Tuesday, 24 June 2014

Curried Eggs

I am not particularly fond of eggs. There is something very unpleasant about eating eggs. I know its health benefits but leaving those aside, I quite dislike having boiled/poached/any kind of egg. I see my mother making egg curries at home all the time and I thought it was time I came up with a version that I, too, would like to eat. I call it the modified version of my mother’s egg curry. She never uses tomatoes for her curry but my fondness for tomatoes made it absolutely necessary for me to make it an addition in my version. Also, this is a thick curry, almost like a dry sabzi.

Of course, there is no mentioning of the health benefits of eggs and tomatoes. Eggs are completely healthy and 3 eggs per day can be consumed. It has Vitamin A, B5, B12, B2, Folate, Selenium, and Phosphorus. Apart from that, eggs have Choline, a nutrient that is important in building cell membranes and produces signaling molecules in the brain.
Tomatoes are a rich source of vitamins A and C and folic acid.

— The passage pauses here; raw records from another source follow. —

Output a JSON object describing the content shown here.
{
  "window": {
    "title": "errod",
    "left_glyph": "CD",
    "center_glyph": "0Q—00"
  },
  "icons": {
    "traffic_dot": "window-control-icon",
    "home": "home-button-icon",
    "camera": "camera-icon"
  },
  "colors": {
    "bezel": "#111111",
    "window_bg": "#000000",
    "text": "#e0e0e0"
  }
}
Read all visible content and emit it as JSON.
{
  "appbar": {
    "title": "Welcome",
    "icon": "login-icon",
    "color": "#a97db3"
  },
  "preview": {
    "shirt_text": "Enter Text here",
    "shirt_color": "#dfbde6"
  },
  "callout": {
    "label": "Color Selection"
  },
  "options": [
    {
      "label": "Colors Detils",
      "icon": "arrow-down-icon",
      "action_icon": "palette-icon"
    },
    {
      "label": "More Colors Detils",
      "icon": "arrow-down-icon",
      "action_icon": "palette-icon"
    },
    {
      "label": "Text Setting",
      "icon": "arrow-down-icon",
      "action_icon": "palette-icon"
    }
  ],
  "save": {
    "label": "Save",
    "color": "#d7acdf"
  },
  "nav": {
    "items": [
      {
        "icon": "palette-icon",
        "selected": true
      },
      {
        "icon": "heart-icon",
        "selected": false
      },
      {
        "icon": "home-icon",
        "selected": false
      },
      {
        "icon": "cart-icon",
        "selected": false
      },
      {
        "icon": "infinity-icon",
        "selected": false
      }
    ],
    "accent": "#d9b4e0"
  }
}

So the recipe is as follows 

For the Curried eggs:

6 Eggs hard boiled
2 tbsp Mild olive Oil
½ tsp ghee or clarified butter
½ tsp whole cumin
2 medium onions chopped
2-3 green chilies
1 tsp garlic paste
½ tsp ginger paste
1 cup tomatoes chopped
1 tsp Turmeric
1 tsp cumin powder
½ tsp coriander powder
½ tsp black pepper powder
1 tsp garam masala
Salt and sugar to taste
Chopped coriander to garnish

Quarter the boiled eggs, add a little oil to a frying pan and fry them just to give it some color; keep aside. 

In a heavy bottomed pan, heat the oil and pop the whole cumin in that. Chuck the chopped onions in the pan and add a pinch of salt, reduce the heat to minimum. We want the onions to be translucent and soft. Adding the salt will release all its juices thereby not frying the onions, turning them deep golden brown. Once the onions are soft, increase the heat and add the chopped tomatoes, chilies, clarified butter and the spices. Leave out the garam masala at this stage. Keep stirring on the high heat until the tomatoes are completely cooked and the oil starts to separate. At this stage the color of the masala is prepared and we are ready to add the eggs to it. Toss in the eggs into the masala and add about quarter cup of water. As soon as it starts to boil, reduce the heat until all the water has evaporated. I like mine very thick and thereby I make sure all the water has evaporated. If you would like a little gravy, you can adjust the amount of liquid. Instead of quarter cup of water you can add half a cup. Once the curry comes together, add the garam masala, check for seasoning and garnish with fresh chopped Coriander/ Cilantro.

Adding the garam masala at the end is going to ensure that the curry is fragrant. If I would have added it before, it loses it potent heady aroma.

The thick curry is best with phulkas or paranthas whereas the gravy-ish eggs are good with come cumin/steamed rice.